I’ve been reading some blogs lately about what people need when they are diagnosed with cancer and it made me think back to when I was with my daughter, Adrienne, and how I responded to what she needed every day for almost a year. One of the things we talked about a lot during that time was how we simply can’t imagine how people do it alone, which is how many people who have been diagnosed during the COVID-19 pandemic have had to manage.
The thought that I would not have been able to help her because of stay-at-home orders makes me cringe with anxiety even though it didn’t happen. I recently received a message from a young patient with cancer whose mother was a continent away when she was first diagnosed and couldn’t go help her daughter for months. I simply can’t even.
Even though I was as intimately involved with Adrienne as I have ever been with anyone in my life, there were times I had no idea what to do. I think one of the challenges is that cancer can be a very isolating experience to begin with. It’s very difficult for people on the outside to understand what’s needed because, like childbirth and kidney stones, the impact of cancer treatment is something you can really know until you know.
Several people in Adrienne’s life who had family members who had had cancer thought they knew what would be best for her because of what had worked for their relatives, but because each person’s cancer experience is almost as unique as a snowflake there is no tried and true recipe for success. So even though that advice was well intentioned, it often caused more stress than ease.

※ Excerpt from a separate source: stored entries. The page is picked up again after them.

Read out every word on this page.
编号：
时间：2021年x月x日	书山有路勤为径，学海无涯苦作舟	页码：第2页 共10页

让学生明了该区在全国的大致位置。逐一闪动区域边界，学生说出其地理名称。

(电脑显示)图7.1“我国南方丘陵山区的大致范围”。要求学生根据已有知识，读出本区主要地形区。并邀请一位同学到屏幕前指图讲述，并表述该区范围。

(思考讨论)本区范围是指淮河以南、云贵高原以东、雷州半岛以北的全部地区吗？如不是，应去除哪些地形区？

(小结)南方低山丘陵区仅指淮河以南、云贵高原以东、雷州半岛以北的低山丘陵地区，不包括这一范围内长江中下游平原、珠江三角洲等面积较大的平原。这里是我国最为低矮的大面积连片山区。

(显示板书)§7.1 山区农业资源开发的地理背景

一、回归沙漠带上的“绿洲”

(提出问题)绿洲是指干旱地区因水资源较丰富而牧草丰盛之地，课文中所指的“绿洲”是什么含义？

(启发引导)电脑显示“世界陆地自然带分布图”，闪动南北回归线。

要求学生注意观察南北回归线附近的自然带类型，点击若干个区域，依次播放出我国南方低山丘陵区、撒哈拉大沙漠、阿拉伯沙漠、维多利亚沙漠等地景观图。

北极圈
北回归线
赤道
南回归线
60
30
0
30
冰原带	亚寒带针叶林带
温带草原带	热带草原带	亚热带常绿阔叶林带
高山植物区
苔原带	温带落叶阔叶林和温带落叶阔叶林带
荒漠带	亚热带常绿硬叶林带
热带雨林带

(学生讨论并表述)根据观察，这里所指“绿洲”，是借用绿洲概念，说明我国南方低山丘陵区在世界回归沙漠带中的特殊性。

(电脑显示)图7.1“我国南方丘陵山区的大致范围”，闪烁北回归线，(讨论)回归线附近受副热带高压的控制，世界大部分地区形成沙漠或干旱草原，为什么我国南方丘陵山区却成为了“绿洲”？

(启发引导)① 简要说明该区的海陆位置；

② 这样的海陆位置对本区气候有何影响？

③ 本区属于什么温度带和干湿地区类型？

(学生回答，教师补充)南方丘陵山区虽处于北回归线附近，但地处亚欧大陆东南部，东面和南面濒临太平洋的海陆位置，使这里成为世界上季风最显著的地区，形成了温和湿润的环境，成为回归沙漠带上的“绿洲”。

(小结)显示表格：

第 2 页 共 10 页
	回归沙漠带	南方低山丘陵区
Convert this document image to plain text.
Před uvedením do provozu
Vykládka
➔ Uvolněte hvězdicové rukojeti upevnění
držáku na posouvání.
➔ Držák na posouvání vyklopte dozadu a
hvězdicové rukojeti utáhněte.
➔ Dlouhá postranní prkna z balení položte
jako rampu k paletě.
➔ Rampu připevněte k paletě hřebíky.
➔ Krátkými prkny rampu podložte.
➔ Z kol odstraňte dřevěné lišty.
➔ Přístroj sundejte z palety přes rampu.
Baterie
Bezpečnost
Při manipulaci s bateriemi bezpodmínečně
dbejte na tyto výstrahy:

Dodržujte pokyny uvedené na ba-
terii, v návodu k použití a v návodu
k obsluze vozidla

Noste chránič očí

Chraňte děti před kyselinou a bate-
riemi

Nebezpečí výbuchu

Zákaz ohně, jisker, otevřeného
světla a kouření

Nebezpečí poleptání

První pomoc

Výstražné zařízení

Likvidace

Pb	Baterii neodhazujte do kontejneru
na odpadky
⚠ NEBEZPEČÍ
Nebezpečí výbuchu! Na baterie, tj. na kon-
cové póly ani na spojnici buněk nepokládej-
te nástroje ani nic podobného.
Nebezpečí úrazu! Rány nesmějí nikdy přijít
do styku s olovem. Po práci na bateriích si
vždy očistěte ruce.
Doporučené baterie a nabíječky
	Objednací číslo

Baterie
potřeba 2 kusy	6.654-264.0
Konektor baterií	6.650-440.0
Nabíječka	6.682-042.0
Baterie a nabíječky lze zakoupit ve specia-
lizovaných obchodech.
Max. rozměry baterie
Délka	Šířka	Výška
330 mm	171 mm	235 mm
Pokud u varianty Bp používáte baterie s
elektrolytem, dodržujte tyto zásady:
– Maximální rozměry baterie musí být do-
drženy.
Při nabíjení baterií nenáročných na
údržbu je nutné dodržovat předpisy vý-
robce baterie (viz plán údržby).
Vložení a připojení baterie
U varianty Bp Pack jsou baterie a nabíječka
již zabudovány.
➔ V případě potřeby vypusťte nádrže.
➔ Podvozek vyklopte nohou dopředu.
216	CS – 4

The times I felt the most confident was when we were dealing with the aftermath of surgeries because that was something I had experienced myself. I know how stitches feel, how you find out exactly how parts of your body are connected to other parts when you move a muscle and the pain ripples away. I felt very efficient organizing medication schedules and tucking pillows in just the right places to keep Adrienne as comfortable as possible. It was the one time … well, three times … that I felt the least helpless.

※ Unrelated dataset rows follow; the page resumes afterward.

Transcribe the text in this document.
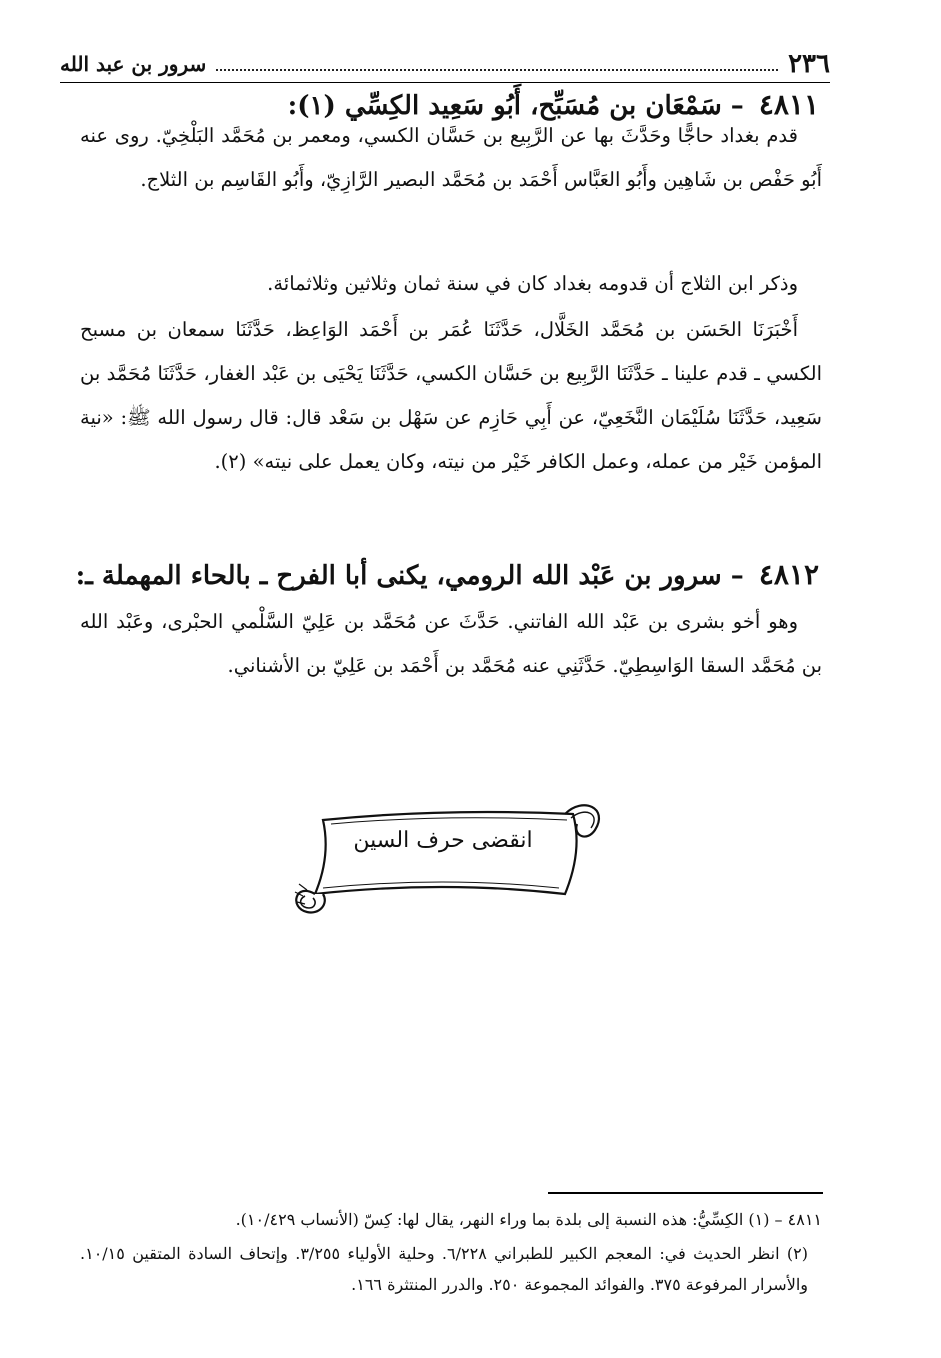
٢٣٦
سرور بن عبد الله
٤٨١١ – سَمْعَان بن مُسَبِّح، أَبُو سَعِيد الكِسِّي (١):

قدم بغداد حاجًّا وحَدَّثَ بها عن الرَّبِيع بن حَسَّان الكسي، ومعمر بن مُحَمَّد البَلْخِيّ. روى عنه أَبُو حَفْص بن شَاهِين وأَبُو العَبَّاس أَحْمَد بن مُحَمَّد البصير الرَّازِيّ، وأَبُو القَاسِم بن الثلاج.

وذكر ابن الثلاج أن قدومه بغداد كان في سنة ثمان وثلاثين وثلاثمائة.

أَخْبَرَنَا الحَسَن بن مُحَمَّد الخَلَّال، حَدَّثَنَا عُمَر بن أَحْمَد الوَاعِظ، حَدَّثَنَا سمعان بن مسبح الكسي ـ قدم علينا ـ حَدَّثَنَا الرَّبِيع بن حَسَّان الكسي، حَدَّثَنَا يَحْيَى بن عَبْد الغفار، حَدَّثَنَا مُحَمَّد بن سَعِيد، حَدَّثَنَا سُلَيْمَان النَّخَعِيّ، عن أَبِي حَازِم عن سَهْل بن سَعْد قال: قال رسول الله ﷺ: «نية المؤمن خَيْر من عمله، وعمل الكافر خَيْر من نيته، وكان يعمل على نيته» (٢).

٤٨١٢ – سرور بن عَبْد الله الرومي، يكنى أبا الفرح ـ بالحاء المهملة ـ:

وهو أخو بشرى بن عَبْد الله الفاتني. حَدَّثَ عن مُحَمَّد بن عَلِيّ السَّلْمي الحبْرى، وعَبْد الله بن مُحَمَّد السقا الوَاسِطِيّ. حَدَّثَنِي عنه مُحَمَّد بن أَحْمَد بن عَلِيّ بن الأشناني.

انقضى حرف السين

٤٨١١ – (١) الكِسِّيُّ: هذه النسبة إلى بلدة بما وراء النهر، يقال لها: كِسّ (الأنساب ١٠/٤٢٩).

(٢) انظر الحديث في: المعجم الكبير للطبراني ٦/٢٢٨. وحلية الأولياء ٣/٢٥٥. وإتحاف السادة المتقين ١٠/١٥. والأسرار المرفوعة ٣٧٥. والفوائد المجموعة ٢٥٠. والدرر المنتثرة ١٦٦.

I found a very effective tool to use once we had settled into a routine of me mothering her again with things such as food, laundry, foot and back rubs, chauffeuring and trips to the grocery store to get what appealed at any given moment was to make sure I checked in with her to see if what I was doing was helping or hurting. The last thing I wanted was to have her put my needs first during a time when her life was a living nightmare, and the only way I could make sure she wasn’t was to open myself up to her being honest about her experience and not taking it personally if she needed me to stop or change what I was doing.

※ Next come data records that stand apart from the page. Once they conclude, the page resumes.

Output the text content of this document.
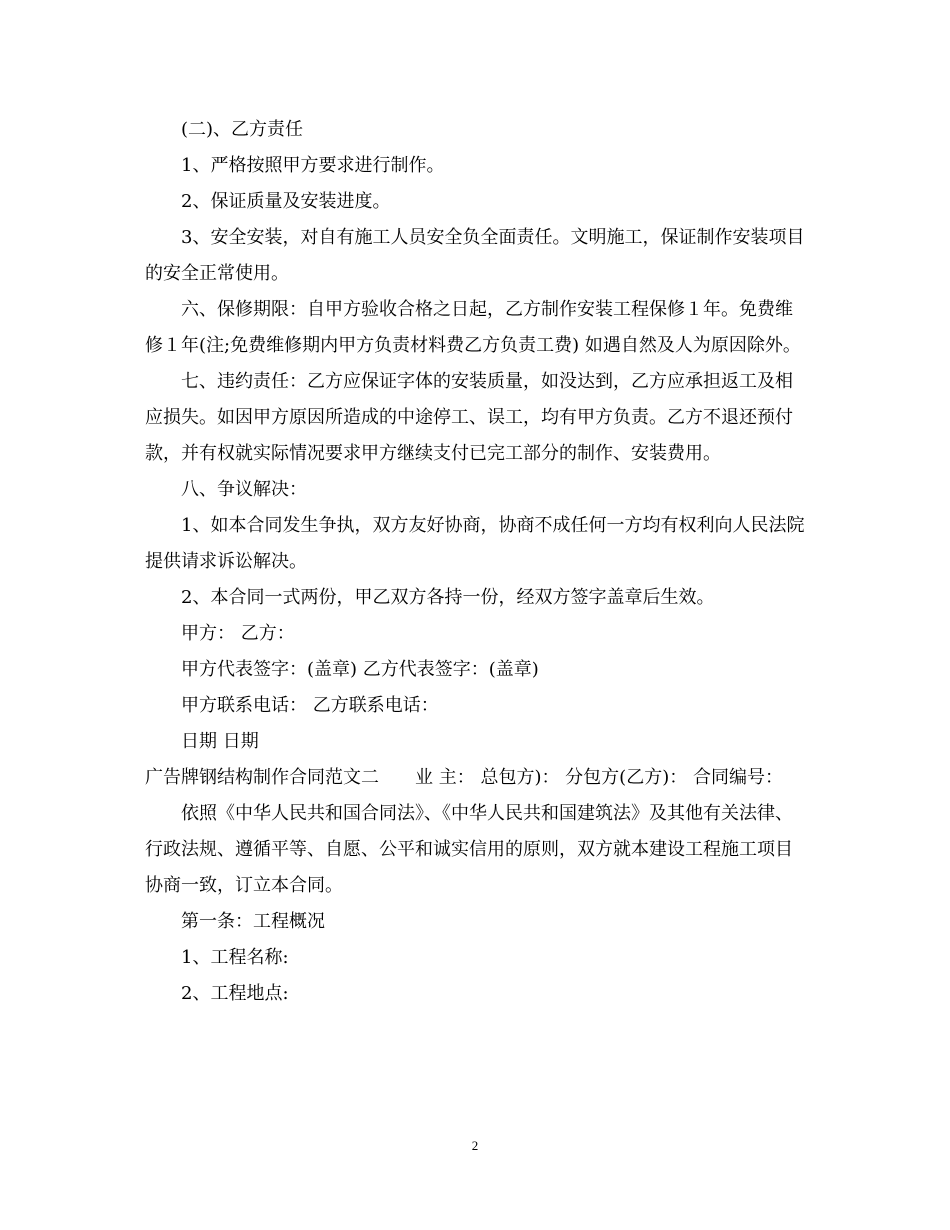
(二)、乙方责任

1、严格按照甲方要求进行制作。

2、保证质量及安装进度。

3、安全安装，对自有施工人员安全负全面责任。文明施工，保证制作安装项目的安全正常使用。

六、保修期限：自甲方验收合格之日起，乙方制作安装工程保修１年。免费维修１年(注;免费维修期内甲方负责材料费乙方负责工费) 如遇自然及人为原因除外。

七、违约责任：乙方应保证字体的安装质量，如没达到，乙方应承担返工及相应损失。如因甲方原因所造成的中途停工、误工，均有甲方负责。乙方不退还预付款，并有权就实际情况要求甲方继续支付已完工部分的制作、安装费用。

八、争议解决：

1、如本合同发生争执，双方友好协商，协商不成任何一方均有权利向人民法院提供请求诉讼解决。

2、本合同一式两份，甲乙双方各持一份，经双方签字盖章后生效。

甲方： 乙方：

甲方代表签字：(盖章) 乙方代表签字：(盖章)

甲方联系电话： 乙方联系电话：

日期 日期

广告牌钢结构制作合同范文二　　业 主： 总包方)： 分包方(乙方)： 合同编号：

依照《中华人民共和国合同法》、《中华人民共和国建筑法》及其他有关法律、行政法规、遵循平等、自愿、公平和诚实信用的原则，双方就本建设工程施工项目协商一致，订立本合同。

第一条：工程概况

1、工程名称:

2、工程地点:

2
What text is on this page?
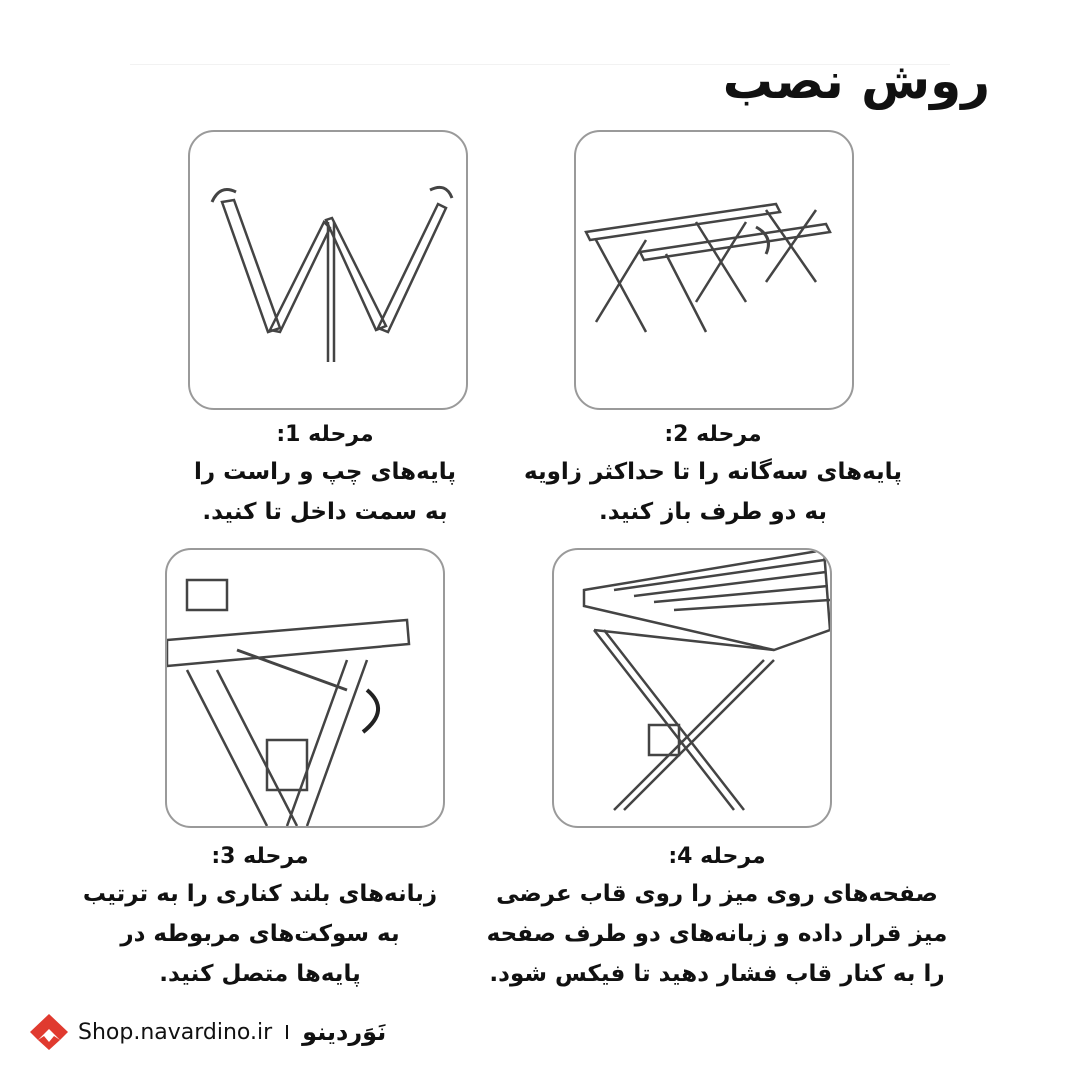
روش نصب
مرحله 1:
پایه‌های چپ و راست را
به سمت داخل تا کنید.
مرحله 2:
پایه‌های سه‌گانه را تا حداکثر زاویه
به دو طرف باز کنید.
مرحله 3:
زبانه‌های بلند کناری را به ترتیب
به سوکت‌های مربوطه در
پایه‌ها متصل کنید.
مرحله 4:
صفحه‌های روی میز را روی قاب عرضی
میز قرار داده و زبانه‌های دو طرف صفحه
را به کنار قاب فشار دهید تا فیکس شود.
Shop.navardino.ir نَوَردینو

I learned not to assume, not to take for granted that I knew better, because I didn’t. Adrienne had to be in as much control of her life as she could because cancer had picked her up and kept tossing her around like a tree in a tornado, one side effect after another smashing her to the ground and bouncing her along with its devil winds while I had to watch from the safety of a storm shelter.
The truth is, though, that my only necessity during all of it was that she would live. It was very easy for me to adjust to the needs of her ever-changing existence as long as in the end when I said goodbye, it was just going to be because I was going home. It was only when that happened, when I knew the treatment had worked and I went back to my life that I began to look at what I needed in order to transition back into my new normal as the mother of a 29-year-old woman in remission. In that sense, my caregiver recovery has been a huge challenge because I didn’t give myself a chance to process Adrienne’s cancer experience bit by bit as things came along so I was hit by a wall of emotion when it was safe to feel it, when I could make things about me again.
It’s been a year now and I’m finally coming to terms with exactly how hard it was to hold her hand both figuratively and literally as she went through the worst experience of her life. And I can’t even come close to describing how grateful I am that COVID-19 didn’t stop me from doing it.